The magazine "Der Spiegel" reported on two new bases of the Russian military near Marfivka in the Crimea. In April, satellite images show more and more vehicles and bodies where the site was still empty in mid-March. In addition to accommodation, there are more than a thousand military vehicles in rows in fenced areas.

Russia capable of offensive in a few weeks

In an interview with DW, the former US General Ben Hodges did not rule out an escalation of violence between Russian and Ukrainian armed forces in the Donbass region. Hodges, now an expert at the Center for European Policy Analysis, told DW: "I no longer believe that these are just muscle games. When I look at the scope of the installation, the type of equipment and accessories, the logistics and the laying of naval ships from the Caspian to the Black Sea, this is more than just an exercise. "

Satellite image of the Russian air base Saki in the Crimea

The President of the Potomac Foundation, Phillip Karber, also thinks that it is no longer just a show of force on the part of Russia. He told the WSJ: "This is preparation for a major offensive." The head of the US think tank stressed that he did not predict an attack, but in two weeks this would be one of the options available to the Russians.

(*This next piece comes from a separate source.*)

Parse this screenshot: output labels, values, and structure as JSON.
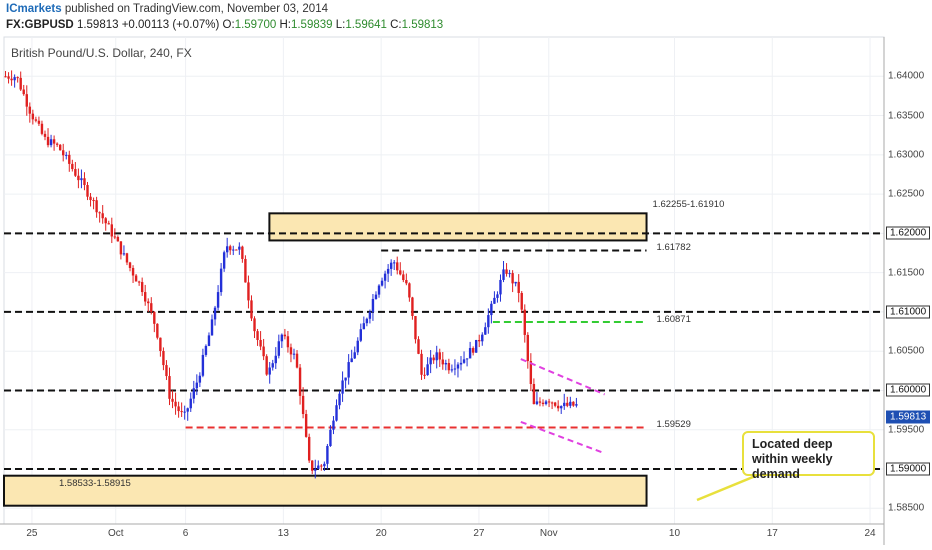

This agrees with the assessments of the leadership in Kiev. "We do not know for sure whether Moscow will start a new phase of aggression against Ukraine, but it will be able to do so in a few weeks," said Ukrainian Foreign Minister Dmytro Kuleba.

Military observers point out that the weather conditions in the spring are unfavorable for an offensive. But the situation could change as early as May, when the ground is dry and heavy military equipment can be moved more easily.